Ken Park gave a single, almost imperceptible nod. He did not need to speak. The order had been given. The rules of engagement had been irrevocably changed. He turned and melted back into the shadows from whence he came, a silent, lethal instrument on his way to the estate’s deepest, most forgotten cells. The war in the shadows had begun, and its first, brutal battle was about to be waged in the mind of a single, broken, and utterly doomed man.
The air in the Ferrum estate was a thick, unbreathable soup of tension. Lloyd felt as if he were walking through a minefield of unspoken accusations and simmering emotional crises. Every corridor seemed to echo with the silent, furious pacing of Faria Kruts. Every shadow seemed to hold the cool, analytical gaze of Duchess Milody and her new, formidable ally, Princess Amina. And at the heart of it all, in the cold, silent suite that was his supposed home, was the silver-haired enigma that was his wife. The estate was no longer a fortress; it was a cage, a beautifully gilded pressure cooker where three of the most powerful and passionate women on the continent were all focused, with a laser-like intensity, on him.
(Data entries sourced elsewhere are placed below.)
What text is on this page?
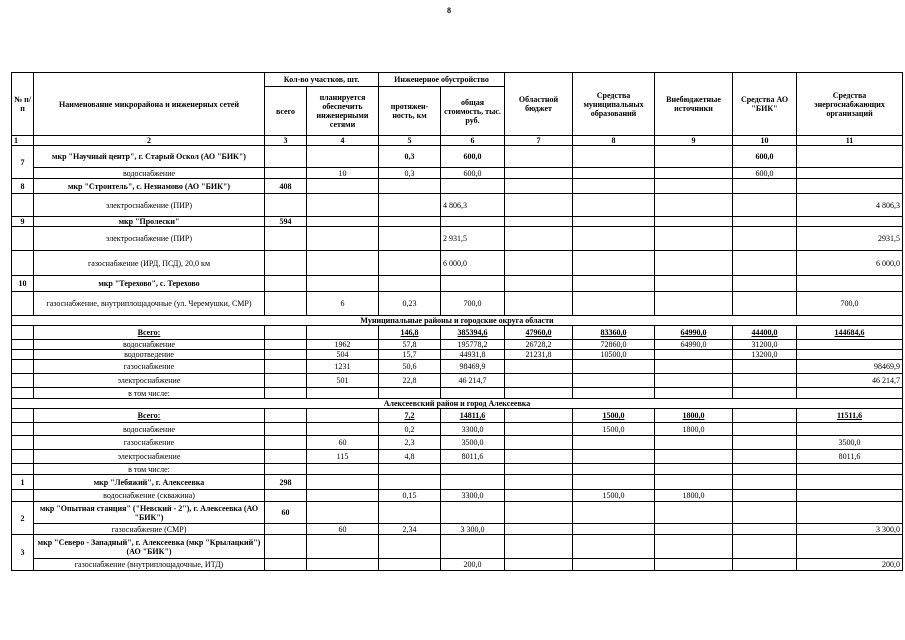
8
№ п/п	Наименование микрорайона и инженерных сетей	Кол-во участков, шт.		Инженерное обустройство		Областной бюджет	Средства муниципальных образований	Внебюджетные источники	Средства АО "БИК"	Средства энергоснабжающих организаций
		всего	планируется обеспечить инженерными сетями	протяжен- ность, км	общая стоимость, тыс. руб.					
1	2	3	4	5	6	7	8	9	10	11
7	мкр "Научный центр", г. Старый Оскол (АО "БИК")			0,3	600,0				600,0	
	водоснабжение		10	0,3	600,0				600,0	
8	мкр "Строитель", с. Незнамово (АО "БИК")	408								
	электроснабжение (ПИР)				4 806,3					4 806,3
9	мкр "Пролески"	594								
	электроснабжение (ПИР)				2 931,5					2931,5
	газоснабжение (ИРД, ПСД), 20,0 км				6 000,0					6 000,0
10	мкр "Терехово", с. Терехово									
	газоснабжение, внутриплощадочные (ул. Черемушки, СМР)		6	0,23	700,0					700,0
Муниципальные районы и городские округа области										
	Всего:			146,8	385394,6	47960,0	83360,0	64990,0	44400,0	144684,6
	водоснабжение		1962	57,8	195778,2	26728,2	72860,0	64990,0	31200,0	
	водоотведение		504	15,7	44931,8	21231,8	10500,0		13200,0	
	газоснабжение		1231	50,6	98469,9					98469,9
	электроснабжение		501	22,8	46 214,7					46 214,7
	в том числе:									
Алексеевский район и город Алексеевка										
	Всего:			7,2	14811,6		1500,0	1800,0		11511,6
	водоснабжение			0,2	3300,0		1500,0	1800,0		
	газоснабжение		60	2,3	3500,0					3500,0
	электроснабжение		115	4,8	8011,6					8011,6
	в том числе:									
1	мкр "Лебяжий", г. Алексеевка	298								
	водоснабжение (скважина)			0,15	3300,0		1500,0	1800,0		
2	мкр "Опытная станция" ("Невский - 2"), г. Алексеевка (АО "БИК")	60								
	газоснабжение (СМР)		60	2,34	3 300,0					3 300,0
3	мкр "Северо - Западный", г. Алексеевка (мкр "Крылацкий") (АО "БИК")									
	газоснабжение (внутриплощадочные, ИТД)				200,0					200,0
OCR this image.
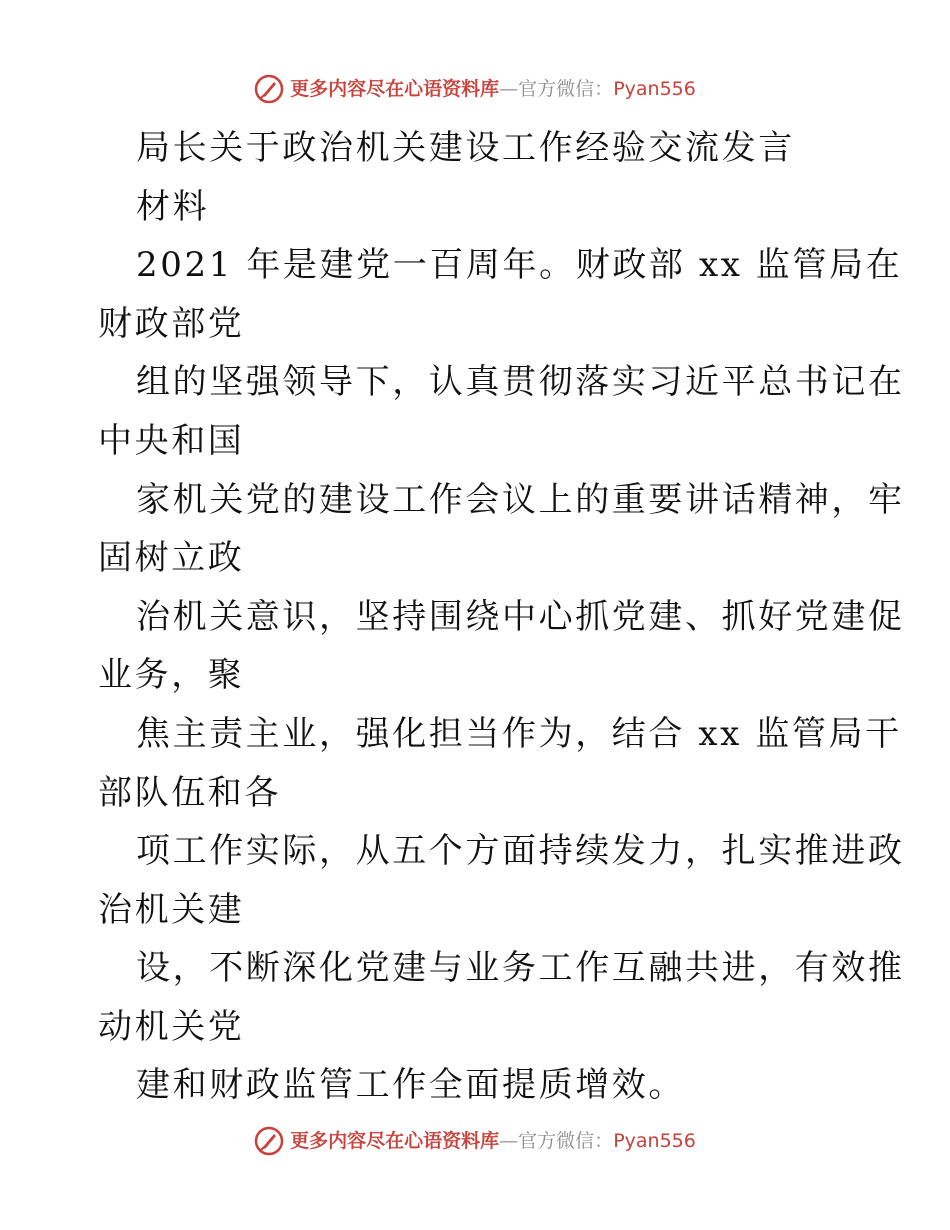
更多内容尽在心语资料库—官方微信：Pyan556
局长关于政治机关建设工作经验交流发言
材料
2021 年是建党一百周年。财政部 xx 监管局在
财政部党
组的坚强领导下，认真贯彻落实习近平总书记在
中央和国
家机关党的建设工作会议上的重要讲话精神，牢
固树立政
治机关意识，坚持围绕中心抓党建、抓好党建促
业务，聚
焦主责主业，强化担当作为，结合 xx 监管局干
部队伍和各
项工作实际，从五个方面持续发力，扎实推进政
治机关建
设，不断深化党建与业务工作互融共进，有效推
动机关党
建和财政监管工作全面提质增效。
更多内容尽在心语资料库—官方微信：Pyan556
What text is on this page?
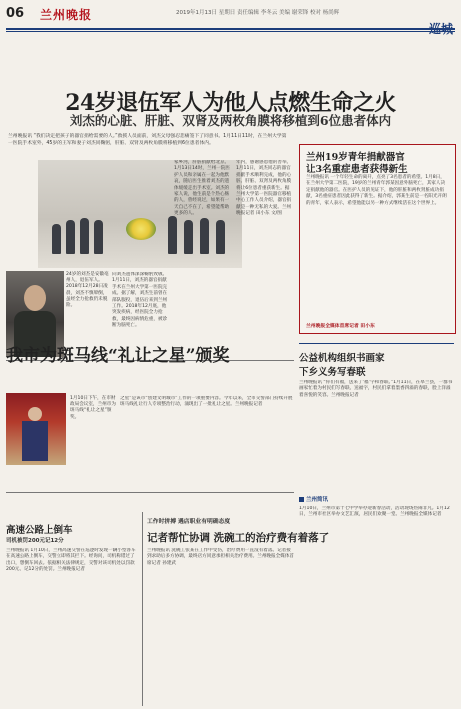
06 兰州晚报	2019年1月13日 星期日 责任编辑 李冬云 美编 谢荣锋 校对 杨尚辉
24岁退伍军人为他人点燃生命之火
刘杰的心脏、肝脏、双肾及两枚角膜将移植到6位患者体内
兰州晚报讯 “我们决定把孩子的器官捐给需要的人。”救援人员面前，刘杰父母强忍悲痛签下了同意书。1月11日11时，在兰州大学第一医院手术室外，45岁的王军和妻子刘杰同鞠躬，肝脏、双肾及两枚角膜将移植到6位患者体内。
24岁的刘杰是安徽亳州人，退伍军人。2018年12月28日凌晨，刘杰不慎晕倒，虽经全力抢救仍未脱险。
向刘杰遗体深深鞠躬致敬。1月11日，刘杰的器官捐献手术在兰州大学第一医院完成。据了解，刘杰生前曾在部队服役，退伍后来到兰州工作。2018年12月底，他突发疾病，经医院全力抢救，最终因病情危重，被诊断为脑死亡。
家乡河，肝脏捐献给北京。1月13日14时，兰州一院医护人员和亲属在一起为他默哀，随后医生推着刘杰的遗体缓缓走出手术室。刘杰的家人说，他生前是个热心肠的人，曾经说过，如果有一天自己不在了，希望能帮助更多的人。
年内，感谢感恩他的善举。1月11日，刘杰同志的器官捐献手术顺利完成，他的心脏、肝脏、双肾及两枚角膜将让6位患者重获新生。据兰州大学第一医院器官移植中心工作人员介绍，器官捐献是一种无私的大爱。兰州晚报记者 田小东 文/图
兰州19岁青年捐献器官
让3名重症患者获得新生
兰州晚报讯 一个年轻生命的离开，点亮了3名患者的希望。1月8日，在兰州大学第二医院，19岁的兰州青年郭某因意外脑死亡，其家人决定捐献他的器官。在医护人员的见证下，他的肝脏和两枚肾脏成功捐献，3名重症患者因此获得了新生。据介绍，郭某生前是一名阳光开朗的青年，家人表示，希望他能以另一种方式继续活在这个世界上。
兰州晚报全媒体首席记者 田小东
我市为斑马线“礼让之星”颁奖
1月10日下午，在市财政局会议室，兰州市为斑马线“礼让之星”颁奖。
之星”是该市“创建文明城市”工作的一项重要内容。今年以来，全市交警部门持续开展斑马线礼让行人专项整治行动，涌现出了一批礼让之星。兰州晚报记者
高速公路上倒车
司机被罚200元记12分
兰州晚报讯 1月10日，兰州高速交警在巡逻时发现一辆小型客车在高速公路上倒车，交警立即将其拦下。经询问，司机称错过了出口，想倒车回去。依据相关法律规定，交警对该司机处以罚款200元、记12分的处罚。兰州晚报记者
工作时拼搏 遇店职业有明确态度
记者帮忙协调 洗碗工的治疗费有着落了
兰州晚报讯 洗碗工张某在工作中受伤，治疗费用一直没有着落。记者接到求助后多方协调，最终店方同意承担相关治疗费用。兰州晚报全媒体首席记者 孙建武
公益机构组织书画家
下乡义务写春联
兰州晚报讯 “你们有福，送来了‘福’字和春联。”1月11日，在皋兰县，一群书画家忙着为村民们写春联、送福字，村民们拿着墨香四溢的春联，脸上洋溢着喜悦的笑容。兰州晚报记者
兰州简讯
1月10日，兰州市第十七中学举办迎新春活动，活动现场热闹非凡。1月12日，兰州市社区举办文艺汇演，居民们欢聚一堂。兰州晚报全媒体记者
He knew, with the cold, hard certainty of a general who recognizes an unwinnable battle, that he could not solve this problem by staying. To engage with Faria would be to pour fuel on a wildfire. To negotiate with Amina and his mother would be to walk into a political chess match where he was already in checkmate. And to face Rosa… to face the quiet, profound accusation in her single question… that was a battle for which he had no strategy, no defense.
The emotional and political complexities were a quagmire, a tactical nightmare that threatened to bog him down, to drain his focus, to leave him vulnerable to the real enemy that was still out there, gathering its strength in the shadows. His priority could not be this domestic chaos. His priority had to be the mission.
He needed an escape. A strategic retreat. A move so unexpected and so perfectly logical that none of them could argue against it.
The answer, as always, lay in the truth. Or, at least, a carefully edited and beautifully weaponized version of it.